Objective: To evaluate the efficacy and safety of chemotherapy plus bevacizumab versus chemotherapy alone in the treatment of advanced breast cancer systematically.
Methods: A computer-based online search was performed by using PubMed, Cochrane Library, Excerpta Medica Database (EMbase), VIP, China National Knowlege Infrastructure (CNKI) and WANFANG databases. The search time ranged from the establishment of the database to September 2020. After screening those articles and extracting data strictly, Meta-analysis was performed by RevMan 5.3. The main endpoints of this study were median progression-free survival (mPFS), median overall survival (mOS), objective response rate (ORR), and safety.

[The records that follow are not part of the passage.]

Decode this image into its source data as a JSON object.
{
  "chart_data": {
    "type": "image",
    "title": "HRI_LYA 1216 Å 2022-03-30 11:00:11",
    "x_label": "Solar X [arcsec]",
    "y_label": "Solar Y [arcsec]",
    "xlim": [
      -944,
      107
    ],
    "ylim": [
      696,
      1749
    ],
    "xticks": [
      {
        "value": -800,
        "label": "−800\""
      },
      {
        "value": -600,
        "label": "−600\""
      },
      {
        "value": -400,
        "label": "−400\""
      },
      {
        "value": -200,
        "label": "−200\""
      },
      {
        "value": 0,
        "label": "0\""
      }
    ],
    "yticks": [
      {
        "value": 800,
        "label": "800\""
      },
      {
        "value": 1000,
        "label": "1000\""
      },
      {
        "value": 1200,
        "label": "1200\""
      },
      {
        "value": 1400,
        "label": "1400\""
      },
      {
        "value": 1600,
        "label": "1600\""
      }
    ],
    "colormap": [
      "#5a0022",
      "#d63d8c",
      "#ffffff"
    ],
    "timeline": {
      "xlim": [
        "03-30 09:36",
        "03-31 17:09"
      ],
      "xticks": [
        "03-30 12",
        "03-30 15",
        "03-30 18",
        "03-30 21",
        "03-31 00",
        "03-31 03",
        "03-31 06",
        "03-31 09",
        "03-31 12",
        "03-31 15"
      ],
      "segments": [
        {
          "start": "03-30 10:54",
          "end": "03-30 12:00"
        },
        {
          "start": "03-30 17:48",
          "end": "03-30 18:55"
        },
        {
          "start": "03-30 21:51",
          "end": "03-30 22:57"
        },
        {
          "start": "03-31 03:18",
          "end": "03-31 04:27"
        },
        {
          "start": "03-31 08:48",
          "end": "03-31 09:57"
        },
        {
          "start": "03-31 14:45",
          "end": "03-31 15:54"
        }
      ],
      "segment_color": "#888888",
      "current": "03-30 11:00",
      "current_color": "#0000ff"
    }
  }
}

Results: A total of 10 articles were included, including 5 210 patients. Meta-analysis showed that the treatment of chemotherapy plus bevacizumab could effectively improve ORR [odds ratio (OR) = 1.79, 95% confidence interval (CI) = 1.56-2.05, P < 0.00 001] and mPFS [hazard ratio (HR) = 0.70, 95% CI = 0.63-0.78, P < 0.000 01] in metastatic breast cancer compared with the treatment of chemotherapy alone, but they did not show an advantage in mOS, and the difference was not statistically significant (HR = 0.94, 95% CI = 0.84-1.05, P = 0.28). In terms of safety, Grade Ⅲ and above adverse reactions, the chemotherapy plus bevacizumab group had higher rate of proteinuria (OR = 10.87, 95% CI = 4.68-25.22, P < 0.000 01), hypertension (OR = 8.39, 95% CI = 3.56-19.78, P < 0.000 01), neuropathy (OR = 1.36, 95% CI = 1.03-1.70, P = 0.03). There was no significant difference in neutropenia (OR = 1.25, 95% CI = 0.95-1.65, P = 0.11], and bleeding (OR = 1.95, 95% CI = 0.96-3.95, P = 0.07) between two groups.
Conclusion: Compared with chemotherapy alone, the combination of bevacizumab could effectively improve ORR and mPFS in patients with advanced breast cancer, but the incidence of hypertension, proteinuria, and neurotoxicity is high.